Bookshelves are loaded with military memoirs but there is little evidence that their authors refused payment. There is a clear need among the civilian population for first-hand accounts of military experience: it would be against the national interest to forbid such accounts when there are no security issues at stake.

MARTIN FREY

APPLEDORE, KENT

Sir: I much enjoyed Adrian Hamilton's idea that Des Browne's behaviour is the "reverse of Nuremberg - only following the orders of one's subordinates" (Opinion, 12 April). But I fear that Mr Hamilton - evidently a scruffy civilian - is slightly confused about who's who in the upper echelons of the military.
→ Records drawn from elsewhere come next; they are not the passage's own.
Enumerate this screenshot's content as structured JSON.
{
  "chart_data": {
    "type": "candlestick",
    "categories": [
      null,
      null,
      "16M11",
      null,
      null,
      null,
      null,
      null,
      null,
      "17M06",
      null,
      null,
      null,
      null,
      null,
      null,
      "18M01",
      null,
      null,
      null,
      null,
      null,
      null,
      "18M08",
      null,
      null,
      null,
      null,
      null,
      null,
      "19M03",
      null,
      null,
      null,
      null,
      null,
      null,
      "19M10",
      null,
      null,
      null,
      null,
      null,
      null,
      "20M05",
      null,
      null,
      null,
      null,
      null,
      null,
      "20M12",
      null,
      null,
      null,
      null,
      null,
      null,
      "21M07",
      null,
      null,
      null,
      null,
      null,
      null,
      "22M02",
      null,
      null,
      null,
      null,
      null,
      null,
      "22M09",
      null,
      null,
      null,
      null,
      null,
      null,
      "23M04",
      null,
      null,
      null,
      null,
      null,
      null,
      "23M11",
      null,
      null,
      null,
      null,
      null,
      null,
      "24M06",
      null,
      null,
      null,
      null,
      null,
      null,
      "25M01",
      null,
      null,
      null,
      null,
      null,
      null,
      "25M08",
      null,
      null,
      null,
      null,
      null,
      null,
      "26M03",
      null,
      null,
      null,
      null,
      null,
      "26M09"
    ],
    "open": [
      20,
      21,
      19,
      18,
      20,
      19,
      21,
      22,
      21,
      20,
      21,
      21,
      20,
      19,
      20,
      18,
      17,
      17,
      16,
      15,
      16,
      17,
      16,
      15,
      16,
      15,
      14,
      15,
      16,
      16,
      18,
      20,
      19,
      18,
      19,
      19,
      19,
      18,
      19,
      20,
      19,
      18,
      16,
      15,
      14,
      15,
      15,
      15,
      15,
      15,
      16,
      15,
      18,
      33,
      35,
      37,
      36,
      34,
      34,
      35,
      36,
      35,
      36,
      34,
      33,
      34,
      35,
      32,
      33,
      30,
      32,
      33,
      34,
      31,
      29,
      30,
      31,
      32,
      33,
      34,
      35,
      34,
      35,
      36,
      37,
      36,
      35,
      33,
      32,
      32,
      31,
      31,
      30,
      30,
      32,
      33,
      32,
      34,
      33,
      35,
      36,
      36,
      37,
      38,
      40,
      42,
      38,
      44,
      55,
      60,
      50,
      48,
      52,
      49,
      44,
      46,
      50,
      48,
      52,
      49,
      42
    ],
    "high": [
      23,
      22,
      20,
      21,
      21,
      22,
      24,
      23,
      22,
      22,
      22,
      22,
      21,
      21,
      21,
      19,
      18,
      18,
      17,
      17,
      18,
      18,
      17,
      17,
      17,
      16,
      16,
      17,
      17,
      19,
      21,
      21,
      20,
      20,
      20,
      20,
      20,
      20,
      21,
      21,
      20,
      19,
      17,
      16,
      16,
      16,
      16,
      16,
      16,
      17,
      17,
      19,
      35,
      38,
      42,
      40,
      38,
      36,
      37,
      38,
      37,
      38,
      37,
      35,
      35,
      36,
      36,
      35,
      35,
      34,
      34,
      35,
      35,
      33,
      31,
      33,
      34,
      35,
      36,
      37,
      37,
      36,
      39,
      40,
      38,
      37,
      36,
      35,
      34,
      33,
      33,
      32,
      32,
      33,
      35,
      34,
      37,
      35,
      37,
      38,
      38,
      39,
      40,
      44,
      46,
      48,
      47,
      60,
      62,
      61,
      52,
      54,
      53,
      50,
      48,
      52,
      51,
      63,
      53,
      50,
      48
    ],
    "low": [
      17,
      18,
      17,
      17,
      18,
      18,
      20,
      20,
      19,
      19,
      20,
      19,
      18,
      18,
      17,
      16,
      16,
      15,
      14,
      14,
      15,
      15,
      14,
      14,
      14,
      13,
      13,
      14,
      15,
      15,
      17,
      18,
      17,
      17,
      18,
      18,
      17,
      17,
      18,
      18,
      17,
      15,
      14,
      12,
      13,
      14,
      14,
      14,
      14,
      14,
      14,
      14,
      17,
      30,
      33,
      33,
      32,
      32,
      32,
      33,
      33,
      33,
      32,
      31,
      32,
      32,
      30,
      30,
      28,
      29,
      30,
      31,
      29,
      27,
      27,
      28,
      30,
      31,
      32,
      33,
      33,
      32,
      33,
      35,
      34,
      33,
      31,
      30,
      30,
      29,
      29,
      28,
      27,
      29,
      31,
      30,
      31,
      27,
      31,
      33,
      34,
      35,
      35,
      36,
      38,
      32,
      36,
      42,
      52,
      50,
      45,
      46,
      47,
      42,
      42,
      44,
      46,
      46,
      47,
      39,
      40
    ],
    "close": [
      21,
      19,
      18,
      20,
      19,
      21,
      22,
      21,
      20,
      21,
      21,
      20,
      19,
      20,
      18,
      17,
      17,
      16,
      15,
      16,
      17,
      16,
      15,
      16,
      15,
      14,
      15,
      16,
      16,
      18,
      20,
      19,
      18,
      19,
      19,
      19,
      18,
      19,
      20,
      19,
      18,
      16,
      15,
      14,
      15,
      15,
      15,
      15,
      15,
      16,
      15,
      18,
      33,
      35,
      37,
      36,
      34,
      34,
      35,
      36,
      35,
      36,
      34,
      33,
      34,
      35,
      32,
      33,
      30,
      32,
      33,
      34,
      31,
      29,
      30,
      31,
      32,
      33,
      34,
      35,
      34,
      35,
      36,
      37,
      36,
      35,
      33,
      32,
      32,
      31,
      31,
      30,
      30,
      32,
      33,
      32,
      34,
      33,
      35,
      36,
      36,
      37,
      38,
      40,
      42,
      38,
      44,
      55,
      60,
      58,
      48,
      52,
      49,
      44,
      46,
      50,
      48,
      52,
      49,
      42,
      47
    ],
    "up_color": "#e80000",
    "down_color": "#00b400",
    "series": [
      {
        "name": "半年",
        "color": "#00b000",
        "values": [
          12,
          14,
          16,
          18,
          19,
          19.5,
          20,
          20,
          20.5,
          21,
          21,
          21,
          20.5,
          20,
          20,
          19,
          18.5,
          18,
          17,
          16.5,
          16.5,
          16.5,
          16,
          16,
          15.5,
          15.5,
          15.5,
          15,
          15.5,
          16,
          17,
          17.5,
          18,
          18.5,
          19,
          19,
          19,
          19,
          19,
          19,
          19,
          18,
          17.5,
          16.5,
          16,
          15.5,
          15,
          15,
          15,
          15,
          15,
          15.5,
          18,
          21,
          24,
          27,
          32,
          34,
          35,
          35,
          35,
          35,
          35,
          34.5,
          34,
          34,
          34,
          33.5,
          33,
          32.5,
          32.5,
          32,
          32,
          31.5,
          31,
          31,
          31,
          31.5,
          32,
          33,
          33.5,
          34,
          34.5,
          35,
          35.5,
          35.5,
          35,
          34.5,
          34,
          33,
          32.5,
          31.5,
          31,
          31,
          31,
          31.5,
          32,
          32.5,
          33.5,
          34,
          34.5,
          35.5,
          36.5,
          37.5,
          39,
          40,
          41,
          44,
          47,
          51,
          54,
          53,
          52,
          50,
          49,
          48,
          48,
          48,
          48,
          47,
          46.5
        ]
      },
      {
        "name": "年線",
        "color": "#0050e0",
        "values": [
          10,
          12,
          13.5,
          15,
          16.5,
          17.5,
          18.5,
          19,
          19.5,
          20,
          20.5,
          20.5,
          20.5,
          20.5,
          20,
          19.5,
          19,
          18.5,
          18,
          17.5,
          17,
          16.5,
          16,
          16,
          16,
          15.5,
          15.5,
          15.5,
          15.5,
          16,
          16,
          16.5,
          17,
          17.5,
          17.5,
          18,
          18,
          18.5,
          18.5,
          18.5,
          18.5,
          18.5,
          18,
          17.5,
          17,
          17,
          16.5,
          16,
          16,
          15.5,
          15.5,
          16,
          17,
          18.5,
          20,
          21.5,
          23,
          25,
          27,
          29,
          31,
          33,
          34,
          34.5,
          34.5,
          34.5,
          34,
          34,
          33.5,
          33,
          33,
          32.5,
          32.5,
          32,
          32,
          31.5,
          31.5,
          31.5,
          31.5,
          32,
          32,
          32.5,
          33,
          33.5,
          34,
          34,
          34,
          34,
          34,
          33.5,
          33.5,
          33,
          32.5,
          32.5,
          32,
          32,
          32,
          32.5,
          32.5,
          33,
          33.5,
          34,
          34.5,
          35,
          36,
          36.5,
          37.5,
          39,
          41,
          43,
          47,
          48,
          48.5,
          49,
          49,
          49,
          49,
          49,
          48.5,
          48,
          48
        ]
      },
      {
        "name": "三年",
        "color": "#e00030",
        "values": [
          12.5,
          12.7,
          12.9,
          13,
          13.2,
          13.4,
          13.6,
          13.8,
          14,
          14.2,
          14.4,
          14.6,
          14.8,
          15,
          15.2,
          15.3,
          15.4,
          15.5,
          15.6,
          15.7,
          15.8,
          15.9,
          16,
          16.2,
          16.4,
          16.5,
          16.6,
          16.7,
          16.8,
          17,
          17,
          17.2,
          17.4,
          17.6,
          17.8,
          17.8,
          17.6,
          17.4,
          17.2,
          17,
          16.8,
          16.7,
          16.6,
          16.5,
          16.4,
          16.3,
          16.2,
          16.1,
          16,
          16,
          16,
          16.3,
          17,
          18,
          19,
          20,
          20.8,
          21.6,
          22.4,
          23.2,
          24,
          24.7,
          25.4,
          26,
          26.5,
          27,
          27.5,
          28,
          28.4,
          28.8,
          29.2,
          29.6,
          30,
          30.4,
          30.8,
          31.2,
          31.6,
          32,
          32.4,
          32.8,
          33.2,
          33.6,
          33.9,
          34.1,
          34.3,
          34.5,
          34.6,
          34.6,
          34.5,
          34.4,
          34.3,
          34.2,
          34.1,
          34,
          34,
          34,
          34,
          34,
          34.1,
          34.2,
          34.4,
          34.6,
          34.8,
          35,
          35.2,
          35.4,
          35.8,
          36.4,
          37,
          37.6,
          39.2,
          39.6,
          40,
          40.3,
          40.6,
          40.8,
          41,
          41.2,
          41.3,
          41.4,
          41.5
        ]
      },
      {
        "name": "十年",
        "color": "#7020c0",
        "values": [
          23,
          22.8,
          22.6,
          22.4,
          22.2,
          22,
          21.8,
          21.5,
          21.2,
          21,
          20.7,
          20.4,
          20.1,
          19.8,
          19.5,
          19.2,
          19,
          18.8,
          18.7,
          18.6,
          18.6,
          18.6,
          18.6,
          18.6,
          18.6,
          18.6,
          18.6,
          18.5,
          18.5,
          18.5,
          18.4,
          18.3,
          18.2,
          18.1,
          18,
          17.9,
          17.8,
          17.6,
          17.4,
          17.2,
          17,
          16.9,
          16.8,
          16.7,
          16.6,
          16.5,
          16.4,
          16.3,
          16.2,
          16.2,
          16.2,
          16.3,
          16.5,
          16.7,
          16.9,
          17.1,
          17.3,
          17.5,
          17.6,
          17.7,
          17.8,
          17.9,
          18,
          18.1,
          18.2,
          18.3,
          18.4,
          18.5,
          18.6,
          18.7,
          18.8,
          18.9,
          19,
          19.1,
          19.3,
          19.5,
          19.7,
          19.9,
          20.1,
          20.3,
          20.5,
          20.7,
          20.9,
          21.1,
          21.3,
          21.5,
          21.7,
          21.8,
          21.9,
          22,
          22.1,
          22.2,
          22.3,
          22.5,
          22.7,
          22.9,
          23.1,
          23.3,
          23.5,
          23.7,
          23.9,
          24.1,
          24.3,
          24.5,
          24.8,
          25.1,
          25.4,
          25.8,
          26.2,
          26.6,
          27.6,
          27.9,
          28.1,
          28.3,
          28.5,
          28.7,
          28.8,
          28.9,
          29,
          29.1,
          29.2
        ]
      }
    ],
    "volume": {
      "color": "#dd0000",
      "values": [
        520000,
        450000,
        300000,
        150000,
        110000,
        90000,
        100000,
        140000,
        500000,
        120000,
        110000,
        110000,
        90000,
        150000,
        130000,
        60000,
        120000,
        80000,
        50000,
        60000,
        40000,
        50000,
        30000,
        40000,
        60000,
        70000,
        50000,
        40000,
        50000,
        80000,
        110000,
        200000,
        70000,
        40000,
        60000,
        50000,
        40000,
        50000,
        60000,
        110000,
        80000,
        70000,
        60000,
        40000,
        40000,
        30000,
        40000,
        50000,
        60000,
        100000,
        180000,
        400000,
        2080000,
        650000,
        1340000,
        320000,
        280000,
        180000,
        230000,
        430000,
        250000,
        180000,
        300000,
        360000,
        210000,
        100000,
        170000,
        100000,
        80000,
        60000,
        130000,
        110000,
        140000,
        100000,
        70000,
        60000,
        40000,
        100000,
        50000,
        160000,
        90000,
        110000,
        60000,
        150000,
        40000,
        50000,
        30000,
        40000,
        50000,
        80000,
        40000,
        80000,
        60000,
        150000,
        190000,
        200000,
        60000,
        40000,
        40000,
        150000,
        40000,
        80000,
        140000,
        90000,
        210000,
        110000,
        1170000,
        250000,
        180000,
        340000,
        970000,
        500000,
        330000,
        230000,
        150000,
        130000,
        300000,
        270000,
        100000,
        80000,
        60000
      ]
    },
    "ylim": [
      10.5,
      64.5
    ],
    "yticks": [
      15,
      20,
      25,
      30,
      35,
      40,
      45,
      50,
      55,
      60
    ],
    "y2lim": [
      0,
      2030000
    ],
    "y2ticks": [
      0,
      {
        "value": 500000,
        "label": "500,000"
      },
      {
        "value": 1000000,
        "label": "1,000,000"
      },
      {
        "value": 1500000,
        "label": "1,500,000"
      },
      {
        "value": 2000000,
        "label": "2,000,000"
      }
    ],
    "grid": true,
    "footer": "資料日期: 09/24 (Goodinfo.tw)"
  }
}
He complains that "the Chief of the General Staff, an army man, was not consulted". Well, yes, he would be an army man - he's the head of the Army, and perhaps unlikely to be consulted in the case of the sailors and marines in Iran. Maybe Mr Hamilton was thinking of the Chief of the Defence Staff.
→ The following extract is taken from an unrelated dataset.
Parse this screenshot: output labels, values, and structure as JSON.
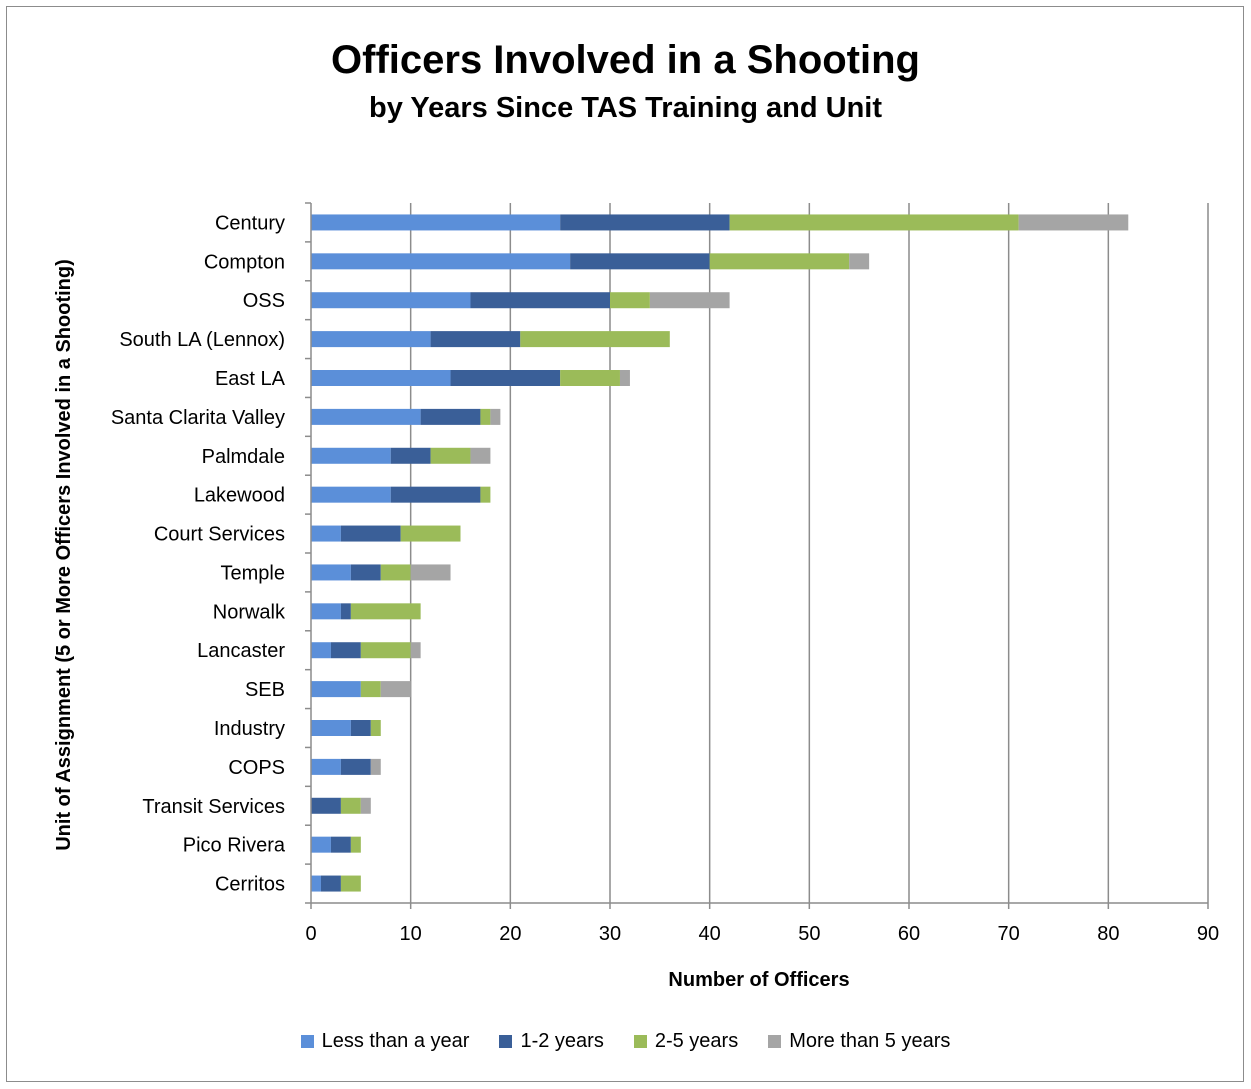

At the moment, that post happens to be filled by an airman, who rejoices in the marginally unlikely name of Sir Jock Stirrup. Ah, but was he consulted? Who knows?

SEAN MAFFETT

BOURTON-ON-THE-WATER, GLOUCESTERSHIRE

Faith and reason

Sir: In Darren Hill's opinion (letter, 10 April), belief in the resurrection of Jesus is a "pre-Enlightenment mythology unsupported by evidence or reason". It is extraordinary that he can dismiss 2000 years of Christian history and faith in a sentence. It is even more extraordinary that he can imply that he, and those who share his views, are the only rational ones.

JOAN HERBERT

DAGENHAM, ESSEX

Intellectual rivals

Sir, Hamish McRae ("If the Irish can thrive, why can't the Scots?", 11 April) mentions the high world ranking of Edinburgh University as an argument in support of the economic viability of an independent Scotland. But perhaps the success of Edinburgh University is due to the rigours of competing in a UK-wide pool for research council funds, staff and students against universities like Oxford and Cambridge.

PROFESSOR DAVID SUGDEN

SCHOOL OF GEOSCIENCES UNIVERSITY OF EDINBURGH

Peers in power

Sir: In "Schools to be given early warning if standards slip" (3 April), you run a picture and introduce us to a man I am not familiar with, this so-called "Andrew Adonis". Now, I know of a Lord Adonis, an unelected schools minister who owes his position to the mystery of however lords become lords. He is not the same as "fellow schools minister" Jim Knight, elected by his constituents in a fully democratic manner. We have a strange constitution in this country.

KEVAN HANSON

READING, BERKSHIRE

Sexual morality

Sir: I was puzzled to see those such as Norman Wells who are campaigning against sex education and contraception described as "morality campaigners" ("Promoting sexual abstinence can put children at risk, Ofsted warns", 12 April). In the face of overwhelming evidence that abstinence education doesn't work and with the health and happiness of our children at stake, what could be more immoral than to put your faith in dogma and oppose the sex and relationships education that is so needed in our schools?

ANDREW COPSON

EDUCATION OFFICER BRITISH HUMANIST ASSOCIATION LONDON WC1

Strange sign

Sir: With reference to letters concerning misleading signs, could I add a shop in Otley, Yorkshire: "Ted Pickles Lawnmowers", surely one of the most specialised businesses in the country?